NEW YORK (TheStreet) -- The Office of the Comptroller of the Currency on Thursday proposed a new set of standards for the the large banks it regulates, outlining its expectations for enhanced governance and risk management, and setting up supervisor tools to make sure the standards are met.
Most media coverage of bank regulation focuses on the Federal Reserve and the Federal Deposit Insurance Corp. The Federal Reserve supervises major U.S. bank holding companies, while the FDIC has a supervisory role for all state-chartered commercial banks and thrifts, often taking the lead examination role.
But nationally chartered banks -- that is, the banks themselves, and not the holding companies -- are supervised by the OCC. The OCC also took over the supervision of thrifts -- savings and loan associations -- when it absorbed the Office of Thrift Supervision in 2011. The OTS had supervised Washington Mutual, which failed in September 2008 and was the largest U.S. bank or thrift ever to fail.
These are the largest four U.S. banks, by total assets, as of Sept. 30, all of which are regulated by the OCC, according to data supplied by Thomson Reuters Bank Insight:
- JPMorgan Chase Bank, NA, the main subsidiary of JPMorgan Chase (JPM), with total assets of $1.990 trillion as of Sept 30.
- Bank of America, NA, held by Bank of America (BAC), with total assets of $1.439 trillion.
- Citibank NA, held by Citigroup (C), with total assets of $1.335 trillion.
- Wells Fargo Bank NA, the main subsidiary of Wells Fargo (WFC), with total assets of $1.328 trillion.
The regulator also used some strong language, saying "each bank's board must ensure that the bank does not function simply as a booking entity for its parent and that parent company decisions do not jeopardize the safety and soundness of the bank. This often requires separate and focused governance and risk management practices."
Many major decisions -- including the market hedge trading strategy of JPMorgan Chase's Chief Investment Office, which led to over $6 billion in losses during 2012 -- are made at the holding company level. But a banking company's federally insured deposits are held within the actual bank charters, which the OCC regulates.
"The second expectation generally requires large institutions to have a well-defined personnel management program that ensures appropriate staffing levels, provides for orderly succession, and provides for compensation tools to appropriately motivate and retain talent that does not encourage imprudent risk taking," the OCC said. This would imply that compensation overly based on quarterly results will be discouraged.
The OCC's third expectation is for a large bank to formally state its "acceptable risk appetite," including setting benchmarks for capital strength, liquidity and earnings, along with "the amount of risk that may be taken in each line of business, and the amount of risk that may be taken in each key risk category."
The regulator's fourth expectation is for banks to have "reliable oversight programs," while the fifth expectation requires strong board of directors oversight, including a willingness to "provide a credible challenge" to the decisions made by senior management.

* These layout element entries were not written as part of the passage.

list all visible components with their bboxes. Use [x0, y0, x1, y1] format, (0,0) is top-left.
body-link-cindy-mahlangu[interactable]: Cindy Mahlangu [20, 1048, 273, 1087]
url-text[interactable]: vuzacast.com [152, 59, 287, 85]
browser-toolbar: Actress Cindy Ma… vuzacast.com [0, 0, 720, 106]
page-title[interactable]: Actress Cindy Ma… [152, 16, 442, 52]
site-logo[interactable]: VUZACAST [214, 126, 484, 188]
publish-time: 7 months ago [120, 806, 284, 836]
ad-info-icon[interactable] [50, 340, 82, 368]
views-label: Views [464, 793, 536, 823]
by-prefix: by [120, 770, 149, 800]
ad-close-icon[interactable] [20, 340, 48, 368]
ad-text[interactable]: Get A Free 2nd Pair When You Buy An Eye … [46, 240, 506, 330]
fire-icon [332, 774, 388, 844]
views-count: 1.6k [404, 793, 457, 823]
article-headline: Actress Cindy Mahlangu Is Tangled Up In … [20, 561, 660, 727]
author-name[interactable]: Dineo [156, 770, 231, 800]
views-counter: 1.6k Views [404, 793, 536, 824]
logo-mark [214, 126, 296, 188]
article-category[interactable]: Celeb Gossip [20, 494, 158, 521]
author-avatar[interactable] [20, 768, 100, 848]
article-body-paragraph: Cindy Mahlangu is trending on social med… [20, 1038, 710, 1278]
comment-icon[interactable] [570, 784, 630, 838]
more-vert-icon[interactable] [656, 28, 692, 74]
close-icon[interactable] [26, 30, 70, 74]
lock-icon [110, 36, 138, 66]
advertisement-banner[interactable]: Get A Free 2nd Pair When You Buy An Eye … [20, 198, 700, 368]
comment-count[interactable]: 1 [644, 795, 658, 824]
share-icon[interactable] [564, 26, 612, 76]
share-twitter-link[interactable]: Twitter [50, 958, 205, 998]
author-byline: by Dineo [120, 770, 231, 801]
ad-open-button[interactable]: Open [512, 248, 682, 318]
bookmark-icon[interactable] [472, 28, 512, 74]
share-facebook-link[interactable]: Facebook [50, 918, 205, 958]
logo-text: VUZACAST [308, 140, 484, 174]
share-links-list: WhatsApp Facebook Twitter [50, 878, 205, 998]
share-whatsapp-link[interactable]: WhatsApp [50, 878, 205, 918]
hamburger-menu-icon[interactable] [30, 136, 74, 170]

The rules also provide a quick path for the regulator to enforce the standards, including discretion to require written correction plans for the banks if standards are not met, and providing for a relatively short time frame for additional regulatory action if necessary.
"The standards announced today build on lessons learned from the financial crisis," said Comptroller of the Currency Thomas Curry in a press release. "They will contribute to a safer financial system for all of us by providing clear and enforceable standards for the risk management and governance of our largest institutions. They provide additional supervisory tools to examiners of large national banks and federal savings associations, and they will measurably enhance our supervision of these institutions," he added.